Digital BW, The Print

Austin,

You're doing a great job, I can sort of follow. BTW, this is a lot of work,
thanks! I guess I wont know if I've got this completely until we move
forward. I'll just ask a couple of questions, but only answer them if you
think they are relevant to building upon. I really don't want to sidetrack
the conversation too much.

Furthermore if you'd be answering any of these questions in the next part
anyway feel free to move on and do so in flow.
 
> CCD give you a range of voltage out of it.  That voltage range, no matter
> what it is, has noise in it.  That noise level will determine just how much
> signal to noise you can get from the CCD/analog "front end" (circuitry
> between the CCD and the A/D).  A CCD that can "look further into the dark
> regions" will have a lower noise level, and therefore a higher signal to
> noise ratio.
> 
> Now we have to match the CCD to the A/D, in two ways, one voltage, which we
> don't care about, it's done in the "front end", and second, the A/Ds ability
> to discern different values all way down to the noise level of the CCD/front
> end.  That's where the number of bits is important.  We need to have enough
> bits to represent from the minimum signal level out of the CCD/front end to
> the highest signal level out of the CCD/front end, and all discernable
> levels in-between that are above noise.
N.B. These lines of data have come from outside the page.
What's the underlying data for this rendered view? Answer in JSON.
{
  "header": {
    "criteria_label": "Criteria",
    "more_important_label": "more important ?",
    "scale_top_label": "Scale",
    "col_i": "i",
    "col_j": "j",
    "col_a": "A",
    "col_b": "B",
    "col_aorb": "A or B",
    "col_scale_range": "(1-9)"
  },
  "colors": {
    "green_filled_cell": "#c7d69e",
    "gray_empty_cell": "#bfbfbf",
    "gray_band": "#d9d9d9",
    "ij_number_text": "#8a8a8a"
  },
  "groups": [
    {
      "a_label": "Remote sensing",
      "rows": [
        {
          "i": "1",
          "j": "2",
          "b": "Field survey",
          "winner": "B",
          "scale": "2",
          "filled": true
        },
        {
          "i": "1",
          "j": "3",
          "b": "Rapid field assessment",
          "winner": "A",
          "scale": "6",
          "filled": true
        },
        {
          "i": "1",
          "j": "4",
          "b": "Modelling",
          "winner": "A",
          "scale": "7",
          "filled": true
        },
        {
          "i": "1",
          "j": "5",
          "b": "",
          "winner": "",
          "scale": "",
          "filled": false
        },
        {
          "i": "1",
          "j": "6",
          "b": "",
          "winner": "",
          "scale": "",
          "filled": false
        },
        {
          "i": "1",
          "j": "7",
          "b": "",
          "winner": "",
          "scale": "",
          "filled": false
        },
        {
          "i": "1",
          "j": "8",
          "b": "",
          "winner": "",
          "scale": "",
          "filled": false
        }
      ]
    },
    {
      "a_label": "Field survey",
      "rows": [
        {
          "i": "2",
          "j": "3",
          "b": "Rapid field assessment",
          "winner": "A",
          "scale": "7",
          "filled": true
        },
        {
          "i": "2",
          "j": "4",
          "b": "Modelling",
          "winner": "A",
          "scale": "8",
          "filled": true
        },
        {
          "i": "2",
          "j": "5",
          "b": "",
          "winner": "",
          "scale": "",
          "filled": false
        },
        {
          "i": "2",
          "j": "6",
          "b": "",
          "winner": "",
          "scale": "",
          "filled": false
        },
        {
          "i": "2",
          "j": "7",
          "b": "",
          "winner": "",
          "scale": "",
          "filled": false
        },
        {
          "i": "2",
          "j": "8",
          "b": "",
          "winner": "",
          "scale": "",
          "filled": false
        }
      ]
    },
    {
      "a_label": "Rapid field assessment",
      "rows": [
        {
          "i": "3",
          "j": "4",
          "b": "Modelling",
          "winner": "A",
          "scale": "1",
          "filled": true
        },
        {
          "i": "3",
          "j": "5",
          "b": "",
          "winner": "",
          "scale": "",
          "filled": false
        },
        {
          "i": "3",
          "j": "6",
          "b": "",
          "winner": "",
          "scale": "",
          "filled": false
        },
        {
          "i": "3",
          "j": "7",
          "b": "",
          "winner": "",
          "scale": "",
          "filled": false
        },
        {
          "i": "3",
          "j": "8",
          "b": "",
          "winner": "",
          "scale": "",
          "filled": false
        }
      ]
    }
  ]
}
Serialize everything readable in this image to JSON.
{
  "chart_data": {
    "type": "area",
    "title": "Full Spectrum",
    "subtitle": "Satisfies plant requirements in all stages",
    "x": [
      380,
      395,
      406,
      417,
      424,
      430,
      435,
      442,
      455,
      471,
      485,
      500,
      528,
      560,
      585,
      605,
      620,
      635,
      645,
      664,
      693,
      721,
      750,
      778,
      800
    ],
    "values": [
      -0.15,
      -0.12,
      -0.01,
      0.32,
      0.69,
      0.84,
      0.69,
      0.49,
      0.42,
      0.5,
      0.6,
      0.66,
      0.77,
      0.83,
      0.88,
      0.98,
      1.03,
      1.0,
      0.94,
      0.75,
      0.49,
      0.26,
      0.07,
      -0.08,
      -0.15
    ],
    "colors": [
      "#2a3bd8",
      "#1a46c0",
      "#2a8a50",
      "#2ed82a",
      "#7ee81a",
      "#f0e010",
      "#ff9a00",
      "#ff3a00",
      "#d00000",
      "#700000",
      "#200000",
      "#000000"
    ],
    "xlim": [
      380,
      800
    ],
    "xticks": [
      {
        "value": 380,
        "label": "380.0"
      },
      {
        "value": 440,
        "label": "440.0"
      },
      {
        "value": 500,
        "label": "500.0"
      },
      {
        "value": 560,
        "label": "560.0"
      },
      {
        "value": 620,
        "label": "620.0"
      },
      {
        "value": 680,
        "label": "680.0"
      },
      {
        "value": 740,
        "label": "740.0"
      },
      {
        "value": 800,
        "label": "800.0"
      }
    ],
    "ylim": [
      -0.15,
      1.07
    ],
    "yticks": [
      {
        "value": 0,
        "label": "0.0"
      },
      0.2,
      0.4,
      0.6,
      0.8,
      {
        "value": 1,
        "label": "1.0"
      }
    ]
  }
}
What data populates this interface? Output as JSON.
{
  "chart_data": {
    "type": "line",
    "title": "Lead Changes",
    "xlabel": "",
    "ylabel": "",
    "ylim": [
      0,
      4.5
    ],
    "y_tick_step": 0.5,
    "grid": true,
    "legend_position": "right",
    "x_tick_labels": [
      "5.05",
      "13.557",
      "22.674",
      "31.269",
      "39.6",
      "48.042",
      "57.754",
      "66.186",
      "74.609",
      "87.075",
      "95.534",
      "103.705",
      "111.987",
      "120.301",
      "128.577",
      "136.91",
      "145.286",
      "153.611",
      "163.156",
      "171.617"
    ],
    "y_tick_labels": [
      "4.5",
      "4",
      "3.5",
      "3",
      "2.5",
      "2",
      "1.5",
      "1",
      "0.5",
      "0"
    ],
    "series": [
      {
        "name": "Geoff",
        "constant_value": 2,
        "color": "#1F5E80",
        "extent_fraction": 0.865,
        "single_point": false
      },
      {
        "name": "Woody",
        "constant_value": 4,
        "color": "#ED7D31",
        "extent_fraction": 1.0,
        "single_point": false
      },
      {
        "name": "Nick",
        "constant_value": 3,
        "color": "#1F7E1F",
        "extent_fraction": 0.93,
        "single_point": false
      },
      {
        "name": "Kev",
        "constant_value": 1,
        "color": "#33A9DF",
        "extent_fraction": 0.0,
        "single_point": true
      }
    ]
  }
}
When you speak of noise, this is noise that is a by product of the scanners
circuitry, like hum, which I suppose3 has a certain predictability to it, or
noise like extra data bits that don't hold statistically meaningful data
bits. I guess I mean values which are too closely spaced to be
distinguishable as significantly different from one another. Would this be
non-integer ratio values? I'm a bit over my head here, but Dan Margulis
explained that when the scanner gets into the highest density regions it
doesn't just hit a wall and call everything that dense and denser black (in
the case of a chrome), it tend to sort of guess a value, and there is a
randomness to it. I think this is the noise we generally associate with
"noisy shadows" of a scan. But with negative materials this occurs in the
highlights of the IMAGE, though it's still considered shadow in this
context, correct? In the context of scanners, shadow is the film density
region, yes?
 
 
> The A/D measures the input voltages from the CCD/front end.  -3V would give
> an A/D output of 0, to +3 would give an A/D output of full scale, and for 15
> bits, that would be 32,767 decimal.  That is 32,768 different values.
 
> So, 0 represents as close to no light as the CCD can measure...the CCD is
> putting out no voltage...and 32,767 represents the highest amount of light
> you are calibrated to measure.  I could go into more detail about gain and
> calibration, but I believe that's another discussion.
> 
> The end voltage, and the intermediate voltages out of the CCD/front end are
> obviously also converted in to values between 0 and 32,767, and that is what
> is the raw output out of the A/D.  Those are the values that are assigned to
> the pixels.

Okay, to confirm, whatever tone the scanner measures to be darkest (or in
the case of the random noise I spoke of, assigns to be darkest) is assigned
the tonal value of zero, and each next whole integer value is assigned in
order up the scale? It is the A/D converters function to assign tonal values
to the voltages received by the CCD?
 
> Also, the reason more bit depth gives better dark detail is simple.  Note
> the value of -3 out of the CCD gives us a value of 0 out of the A/D.  Well,
> that means the scanner sees no light.  A voltage of .0003V out of the CCD
> would give us an A/D output of 1.  Remember, that this value of .0003 is the
> noise level of the CCD...and that it is simply because of the noise level
> that we require so many bits.  In order to see something between 0 and 1, we
> have to lower the noise level, say to .00015V.  That would give us 6V
> divided by .00015V number of values, or 40,000...which would require 16 bits
> to represent 40,000 different values.

So, the lower the noise, the more tones the front end can distinguish, and
the higher the bit depth (BD) of the A/D required, to keep up, so to speak?
With more noise you can get away with a lower BD A/D cause anything more is
wasted. Okay, so this is where the manufacturers claims become suspect
because they speak of the bit depth of their scanners relative to their A/Ds
without specifying the S/N ratio of the front end which is the primary
limiting factor?

In the instance where a manufacturer does put a high BD A/D in with a high
noise CCD, I get that you will still have a lot of shadow noise (which again
are tones which have bee spuriously assigned by the scanner, because it
can't truly distinguish them as discreet from one another, or from the noise
of the front end?). But when you get out of that threshold area, do you then
have more useable tones further along the scale than if you used the lower
BD A/D with that CCD?

> This should explain why bit depth limits dynamic range in a scanner (and the
> dark detail, not the light detail), and how the scanner "assigns" values to
> the data.  Let me know if you get this, any of this or none of this... Then
> we can move past it.

Nice job Austin. I think I'm getting it so far (roughly anyway). I look
forward to the next chapter. ;-)

Todd